Viewing the Mount of Olives from the Temple Mount in Jerusalem, November 28, 1946. © Charles Lord

A woman at the Wailing Wall in the Old City of Jerusalem, November 28, 1946. © Charles Lord

On their daylight drive back to Haifa, “the scenes along the way were lovely,” shipmate Harold Jennings said. “Arabic tents everywhere, desert lands, camel caravans . . . then banana trees and orange groves with modern irrigation systems.” It was a land of contrasts.

Camels have their front legs tied until loading is complete says Carroll Victory cowboy Paul Beard. Photo by Paul Beard.

The cowboy crew made it back to the ship by 5:15, only to learn that departure had been delayed until 4 p.m. the next day. This gave the cowboys the opportunity to go to Nazareth, as well, and for some to the Yagur Kibbutz near Haifa.

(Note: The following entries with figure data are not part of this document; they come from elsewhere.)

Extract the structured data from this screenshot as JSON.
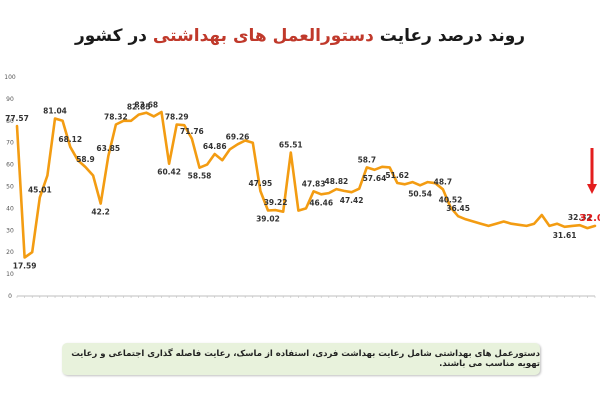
{
  "title": {
    "part1": "روند درصد رعایت ",
    "highlight": "دستورالعمل های بهداشتی",
    "part2": " در کشور"
  },
  "note": "دستورعمل های بهداشتی شامل رعایت بهداشت فردی، استفاده از ماسک، رعایت فاصله گذاری اجتماعی و رعایت تهویه مناسب می باشند.",
  "colors": {
    "line": "#f39c12",
    "highlight": "#c0392b",
    "final_label": "#e31e1e",
    "arrow": "#e31e1e"
  },
  "chart_data": {
    "type": "line",
    "title": "",
    "xlabel": "",
    "ylabel": "",
    "ylim": [
      0,
      100
    ],
    "yticks": [
      0,
      10,
      20,
      30,
      40,
      50,
      60,
      70,
      80,
      90,
      100
    ],
    "grid": false,
    "legend": "none",
    "series": [
      {
        "values": [
          77.57,
          17.59,
          20,
          45.01,
          55,
          81.04,
          80,
          68.12,
          62,
          58.9,
          55,
          42.2,
          63.85,
          78.32,
          80,
          80,
          82.85,
          83.68,
          82,
          84,
          60.42,
          78.29,
          78,
          71.76,
          58.58,
          60,
          64.86,
          62,
          67,
          69.26,
          71,
          70,
          47.95,
          39.02,
          39.22,
          38.5,
          65.51,
          39,
          40,
          47.83,
          46.46,
          47,
          48.82,
          48,
          47.42,
          49,
          58.7,
          57.64,
          59,
          58.7,
          51.62,
          51,
          52,
          50.54,
          52,
          51.5,
          48.7,
          40.52,
          36.45,
          35,
          34,
          33,
          32,
          33,
          34,
          33,
          32.5,
          32,
          33,
          37,
          32,
          33,
          31.61,
          32,
          32.32,
          31,
          32.01
        ]
      }
    ],
    "data_labels": [
      {
        "i": 0,
        "text": "77.57"
      },
      {
        "i": 1,
        "text": "17.59"
      },
      {
        "i": 3,
        "text": "45.01"
      },
      {
        "i": 5,
        "text": "81.04"
      },
      {
        "i": 7,
        "text": "68.12"
      },
      {
        "i": 9,
        "text": "58.9"
      },
      {
        "i": 11,
        "text": "42.2"
      },
      {
        "i": 12,
        "text": "63.85"
      },
      {
        "i": 13,
        "text": "78.32"
      },
      {
        "i": 16,
        "text": "82.85"
      },
      {
        "i": 17,
        "text": "83.68"
      },
      {
        "i": 20,
        "text": "60.42"
      },
      {
        "i": 21,
        "text": "78.29"
      },
      {
        "i": 23,
        "text": "71.76"
      },
      {
        "i": 24,
        "text": "58.58"
      },
      {
        "i": 26,
        "text": "64.86"
      },
      {
        "i": 29,
        "text": "69.26"
      },
      {
        "i": 32,
        "text": "47.95"
      },
      {
        "i": 33,
        "text": "39.02"
      },
      {
        "i": 34,
        "text": "39.22"
      },
      {
        "i": 36,
        "text": "65.51"
      },
      {
        "i": 39,
        "text": "47.83"
      },
      {
        "i": 40,
        "text": "46.46"
      },
      {
        "i": 42,
        "text": "48.82"
      },
      {
        "i": 44,
        "text": "47.42"
      },
      {
        "i": 46,
        "text": "58.7"
      },
      {
        "i": 47,
        "text": "57.64"
      },
      {
        "i": 50,
        "text": "51.62"
      },
      {
        "i": 53,
        "text": "50.54"
      },
      {
        "i": 56,
        "text": "48.7"
      },
      {
        "i": 57,
        "text": "40.52"
      },
      {
        "i": 58,
        "text": "36.45"
      },
      {
        "i": 72,
        "text": "31.61"
      },
      {
        "i": 74,
        "text": "32.32"
      },
      {
        "i": 76,
        "text": "32.01",
        "final": true
      }
    ]
  }
}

A street in Nazareth, November 29, 1946. © Charles Lord

A Bedouin tent village in Palestine, November 29, 1946. Lord coaxed the bus driver to stop on the way back to Haifa so he could get some photos. © Charles Lord

As Lord, back on board the Carroll Victory after his first excursion, wrote of his experiences in Palestine to his wife, he noted, “A depth charge just shook the ship under us. They are to keep Jewish frog-men from putting mines under English ships.” Not a very consoling thing for his wife to hear, I’m sure. For the seagoing cowboys involved, their excitement about touring the Holy Lands overrode any concern about the potential dangers facing them on their travels. They safely departed Haifa at midnight November 29 and headed for Port Said, the Suez Canal, and Africa.